How is $Nb$ (number of columns) calculated in AES (Rijndael)?

The NIST publication for AES defines $$Nb$$ as:

Number of columns (32-bit words) comprising the State. For this standard, Nb = 4.

In Section 5.2: Key Expansion, $$Nb$$ has been used to calculate the number of round keys to be generated.

Section 6.3 states:

This standard explicitly defines the allowed values for the key length (Nk), block size (Nb), and number of rounds (Nr) – see Fig. 4. However, future reaffirmations of this standard could include changes or additions to the allowed values for those parameters. Therefore, implementers may choose to design their AES implementations with future flexibility in mind.

It is apparent that that $$Nk$$ is the length of the key in terms of 4-byte words, so it can be calculated as: $$Nk = {(Key Size) \over (Bits Per Byte) * (Bytes Per Word)}$$ where,

$$Bits Per Byte = 8$$

$$Bytes Per Word = 4$$

Hence, it will be 4, 6 and 8 for 128, 192 and 256 bit keys respectively. And $$Nr$$ (number of rounds) is: $$Nr = (Nk) + 6$$

Similarly, is there an explicit formula to calculate $$Nb$$ or is it a constant value ($$4$$) that also remains the same for potentially higher length keys like AES-512?

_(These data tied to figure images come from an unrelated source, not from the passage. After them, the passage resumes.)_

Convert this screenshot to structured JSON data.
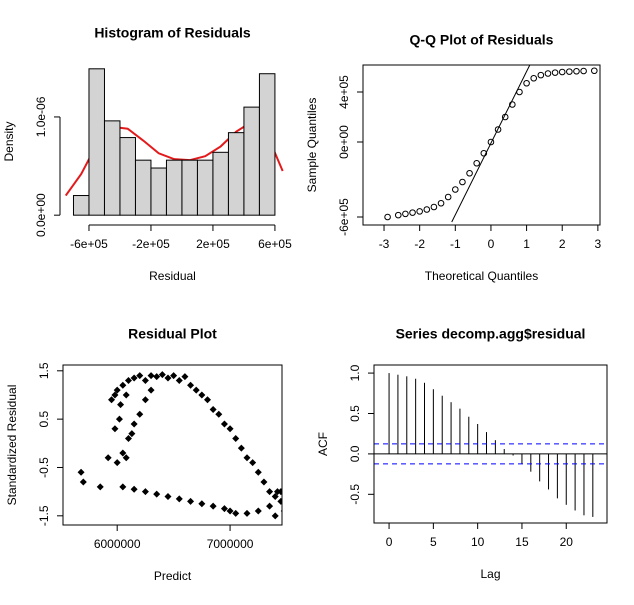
{
  "chart_data": [
    {
      "type": "histogram",
      "title": "Histogram of Residuals",
      "x_label": "Residual",
      "y_label": "Density",
      "bins": [
        -700000,
        -600000,
        -500000,
        -400000,
        -300000,
        -200000,
        -100000,
        0,
        100000,
        200000,
        300000,
        400000,
        500000,
        600000
      ],
      "values": [
        2e-07,
        1.49e-06,
        9.6e-07,
        7.9e-07,
        5.6e-07,
        4.8e-07,
        5.6e-07,
        5.6e-07,
        5.6e-07,
        6.4e-07,
        8.4e-07,
        1.1e-06,
        1.44e-06
      ],
      "color": "#d3d3d3",
      "curve": {
        "color": "#e31a1c",
        "x": [
          -750000,
          -650000,
          -550000,
          -450000,
          -350000,
          -250000,
          -150000,
          -50000,
          50000,
          150000,
          250000,
          350000,
          450000,
          550000,
          650000
        ],
        "values": [
          2e-07,
          4.2e-07,
          7.2e-07,
          9e-07,
          8.8e-07,
          7.6e-07,
          6.3e-07,
          5.7e-07,
          5.6e-07,
          6e-07,
          7e-07,
          8.5e-07,
          9.5e-07,
          8.2e-07,
          4.5e-07
        ]
      },
      "xlim": [
        -787000,
        665000
      ],
      "ylim": [
        -1e-07,
        1.6e-06
      ],
      "xticks": [
        {
          "value": -600000,
          "label": "-6e+05"
        },
        {
          "value": -200000,
          "label": "-2e+05"
        },
        {
          "value": 200000,
          "label": "2e+05"
        },
        {
          "value": 600000,
          "label": "6e+05"
        }
      ],
      "yticks": [
        {
          "value": 0,
          "label": "0.0e+00"
        },
        {
          "value": 1e-06,
          "label": "1.0e-06"
        }
      ]
    },
    {
      "type": "scatter",
      "title": "Q-Q Plot of Residuals",
      "x_label": "Theoretical Quantiles",
      "y_label": "Sample Quantiles",
      "marker": "circle",
      "color": "#000000",
      "x": [
        -2.9,
        -2.6,
        -2.4,
        -2.2,
        -2.0,
        -1.8,
        -1.6,
        -1.4,
        -1.2,
        -1.0,
        -0.8,
        -0.6,
        -0.4,
        -0.2,
        0,
        0.2,
        0.4,
        0.6,
        0.8,
        1.0,
        1.2,
        1.4,
        1.6,
        1.8,
        2.0,
        2.2,
        2.4,
        2.6,
        2.9
      ],
      "values": [
        -600000,
        -585000,
        -575000,
        -565000,
        -555000,
        -540000,
        -520000,
        -490000,
        -440000,
        -380000,
        -320000,
        -250000,
        -170000,
        -90000,
        0,
        100000,
        200000,
        300000,
        400000,
        470000,
        510000,
        535000,
        548000,
        555000,
        560000,
        563000,
        566000,
        568000,
        570000
      ],
      "line": {
        "color": "#000000",
        "x": [
          -1.1,
          1.09
        ],
        "values": [
          -640000,
          616000
        ]
      },
      "xlim": [
        -3.59,
        3.06
      ],
      "ylim": [
        -664000,
        616000
      ],
      "xticks": [
        -3,
        -2,
        -1,
        0,
        1,
        2,
        3
      ],
      "yticks": [
        {
          "value": -600000,
          "label": "-6e+05"
        },
        {
          "value": 0,
          "label": "0e+00"
        },
        {
          "value": 400000,
          "label": "4e+05"
        }
      ]
    },
    {
      "type": "scatter",
      "title": "Residual Plot",
      "x_label": "Predict",
      "y_label": "Standardized Residual",
      "marker": "diamond",
      "color": "#000000",
      "x": [
        5950000,
        5980000,
        6000000,
        6030000,
        6050000,
        6080000,
        6100000,
        6150000,
        6200000,
        6250000,
        6300000,
        6350000,
        6400000,
        6450000,
        6500000,
        6550000,
        6600000,
        6650000,
        6700000,
        6750000,
        6800000,
        6850000,
        6900000,
        6950000,
        7000000,
        7050000,
        7100000,
        7150000,
        7200000,
        7250000,
        7300000,
        7350000,
        7400000,
        7450000,
        7500000,
        6000000,
        6050000,
        6100000,
        6150000,
        6200000,
        6250000,
        6300000,
        6080000,
        6130000,
        5680000,
        5700000,
        5850000,
        5920000,
        5980000,
        6020000,
        6050000,
        6150000,
        6250000,
        6350000,
        6450000,
        6550000,
        6650000,
        6750000,
        6850000,
        6950000,
        7050000,
        7150000,
        7250000,
        7350000,
        7420000,
        7480000,
        7400000,
        7000000,
        7450000,
        7520000,
        7550000
      ],
      "values": [
        0.9,
        1.0,
        1.1,
        0.8,
        1.2,
        1.0,
        1.3,
        1.35,
        1.4,
        1.3,
        1.4,
        1.38,
        1.42,
        1.35,
        1.4,
        1.3,
        1.38,
        1.2,
        1.1,
        1.0,
        0.9,
        0.7,
        0.6,
        0.4,
        0.3,
        0.1,
        -0.1,
        -0.3,
        -0.4,
        -0.6,
        -0.8,
        -1.0,
        -1.1,
        -1.2,
        -1.3,
        -0.4,
        -0.2,
        0.1,
        0.4,
        0.6,
        0.9,
        1.1,
        -0.3,
        0.2,
        -0.6,
        -0.8,
        -0.9,
        -0.3,
        0.3,
        0.5,
        -0.9,
        -0.95,
        -1.0,
        -1.05,
        -1.1,
        -1.15,
        -1.2,
        -1.25,
        -1.3,
        -1.35,
        -1.45,
        -1.45,
        -1.4,
        -1.3,
        -1.0,
        -1.4,
        -1.5,
        -1.4,
        -1.0,
        -1.1,
        -1.2
      ],
      "xlim": [
        5520000,
        7460000
      ],
      "ylim": [
        -1.69,
        1.62
      ],
      "xticks": [
        6000000,
        7000000
      ],
      "yticks": [
        -1.5,
        -0.5,
        0.5,
        1.5
      ]
    },
    {
      "type": "stem",
      "title": "Series  decomp.agg$residual",
      "x_label": "Lag",
      "y_label": "ACF",
      "color": "#000000",
      "x": [
        0,
        1,
        2,
        3,
        4,
        5,
        6,
        7,
        8,
        9,
        10,
        11,
        12,
        13,
        14,
        15,
        16,
        17,
        18,
        19,
        20,
        21,
        22,
        23
      ],
      "values": [
        1.0,
        0.98,
        0.96,
        0.93,
        0.88,
        0.8,
        0.72,
        0.64,
        0.56,
        0.46,
        0.37,
        0.27,
        0.17,
        0.06,
        -0.02,
        -0.12,
        -0.22,
        -0.34,
        -0.44,
        -0.55,
        -0.63,
        -0.7,
        -0.76,
        -0.78
      ],
      "ci_lines": [
        0.124,
        -0.124
      ],
      "ci_color": "#0000ff",
      "xlim": [
        -1.7,
        24.6
      ],
      "ylim": [
        -0.855,
        1.1
      ],
      "xticks": [
        0,
        5,
        10,
        15,
        20
      ],
      "yticks": [
        -0.5,
        {
          "value": 0,
          "label": "0.0"
        },
        0.5,
        {
          "value": 1,
          "label": "1.0"
        }
      ]
    }
  ]
}
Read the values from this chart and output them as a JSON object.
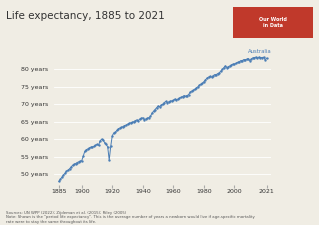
{
  "title": "Life expectancy, 1885 to 2021",
  "title_fontsize": 7.5,
  "background_color": "#f0ede4",
  "line_color": "#4a7db5",
  "label_color": "#4a7db5",
  "grid_color": "#ffffff",
  "text_color": "#333333",
  "note_color": "#555555",
  "label": "Australia",
  "yticks": [
    50,
    55,
    60,
    65,
    70,
    75,
    80
  ],
  "ytick_labels": [
    "50 years",
    "55 years",
    "60 years",
    "65 years",
    "70 years",
    "75 years",
    "80 years"
  ],
  "xticks": [
    1885,
    1900,
    1920,
    1940,
    1960,
    1980,
    2000,
    2021
  ],
  "xlim": [
    1882,
    2024
  ],
  "ylim": [
    47,
    87
  ],
  "source_text": "Sources: UN WPP (2022); Zijdeman et al. (2015); Riley (2005)\nNote: Shown is the \"period life expectancy\". This is the average number of years a newborn would live if age-specific mortality\nrate were to stay the same throughout its life.",
  "owid_box_color": "#c0392b",
  "owid_text": "Our World\nin Data",
  "data": {
    "years": [
      1885,
      1886,
      1887,
      1888,
      1889,
      1890,
      1891,
      1892,
      1893,
      1894,
      1895,
      1896,
      1897,
      1898,
      1899,
      1900,
      1901,
      1902,
      1903,
      1904,
      1905,
      1906,
      1907,
      1908,
      1909,
      1910,
      1911,
      1912,
      1913,
      1914,
      1915,
      1916,
      1917,
      1918,
      1919,
      1920,
      1921,
      1922,
      1923,
      1924,
      1925,
      1926,
      1927,
      1928,
      1929,
      1930,
      1931,
      1932,
      1933,
      1934,
      1935,
      1936,
      1937,
      1938,
      1939,
      1940,
      1941,
      1942,
      1943,
      1944,
      1945,
      1946,
      1947,
      1948,
      1949,
      1950,
      1951,
      1952,
      1953,
      1954,
      1955,
      1956,
      1957,
      1958,
      1959,
      1960,
      1961,
      1962,
      1963,
      1964,
      1965,
      1966,
      1967,
      1968,
      1969,
      1970,
      1971,
      1972,
      1973,
      1974,
      1975,
      1976,
      1977,
      1978,
      1979,
      1980,
      1981,
      1982,
      1983,
      1984,
      1985,
      1986,
      1987,
      1988,
      1989,
      1990,
      1991,
      1992,
      1993,
      1994,
      1995,
      1996,
      1997,
      1998,
      1999,
      2000,
      2001,
      2002,
      2003,
      2004,
      2005,
      2006,
      2007,
      2008,
      2009,
      2010,
      2011,
      2012,
      2013,
      2014,
      2015,
      2016,
      2017,
      2018,
      2019,
      2020,
      2021
    ],
    "values": [
      47.9,
      48.5,
      49.1,
      49.7,
      50.2,
      50.8,
      51.1,
      51.5,
      52.0,
      52.5,
      52.8,
      53.0,
      53.3,
      53.5,
      53.7,
      53.8,
      55.2,
      56.5,
      57.0,
      57.2,
      57.5,
      57.7,
      57.8,
      57.9,
      58.2,
      58.5,
      58.2,
      59.5,
      60.0,
      59.8,
      59.0,
      58.5,
      57.8,
      54.0,
      58.0,
      61.0,
      61.8,
      62.0,
      62.5,
      63.0,
      63.2,
      63.4,
      63.6,
      63.9,
      64.0,
      64.3,
      64.5,
      64.7,
      64.8,
      65.0,
      65.3,
      65.5,
      65.3,
      65.8,
      66.0,
      66.1,
      65.6,
      65.8,
      66.0,
      66.2,
      66.5,
      67.5,
      68.0,
      68.5,
      69.0,
      69.5,
      69.3,
      69.8,
      70.0,
      70.5,
      70.8,
      70.5,
      70.7,
      70.9,
      71.0,
      71.1,
      71.5,
      71.3,
      71.5,
      71.8,
      72.0,
      72.2,
      72.5,
      72.3,
      72.5,
      72.8,
      73.5,
      73.8,
      74.0,
      74.3,
      74.7,
      75.0,
      75.5,
      75.8,
      76.0,
      76.5,
      77.0,
      77.5,
      77.8,
      78.0,
      77.8,
      78.2,
      78.5,
      78.5,
      78.8,
      79.0,
      79.5,
      80.0,
      80.5,
      81.0,
      80.5,
      80.8,
      81.0,
      81.3,
      81.5,
      81.5,
      81.8,
      82.0,
      82.1,
      82.5,
      82.5,
      82.8,
      82.8,
      82.9,
      83.1,
      82.5,
      83.0,
      83.3,
      83.4,
      83.5,
      83.2,
      83.5,
      83.4,
      83.4,
      83.5,
      82.8,
      83.2
    ]
  }
}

• Did you see the answers? Nov 11, 2022 at 17:56

$$N_b$$ is fixed, as mentioned in many parts of FIPS standard for AES.
The AES state (for all variations) is 128 bits or 16 bytes, which is initialized to the plaintext or ciphertext (depending on whether one is encrypting or decrypting). For the purposes of visualization, these 16 bytes are arranged in a $$4\times4$$ grid (column major).
The constituents of the round function act on this state. In particular shiftRows and mixColumns act on the $$4\times4$$ array in ways suggested by the names, while subBytes and addRoundKey act on the individual bytes of the array, the latter in a key-dependent way. (Similarly for the inverse functions in decryption.)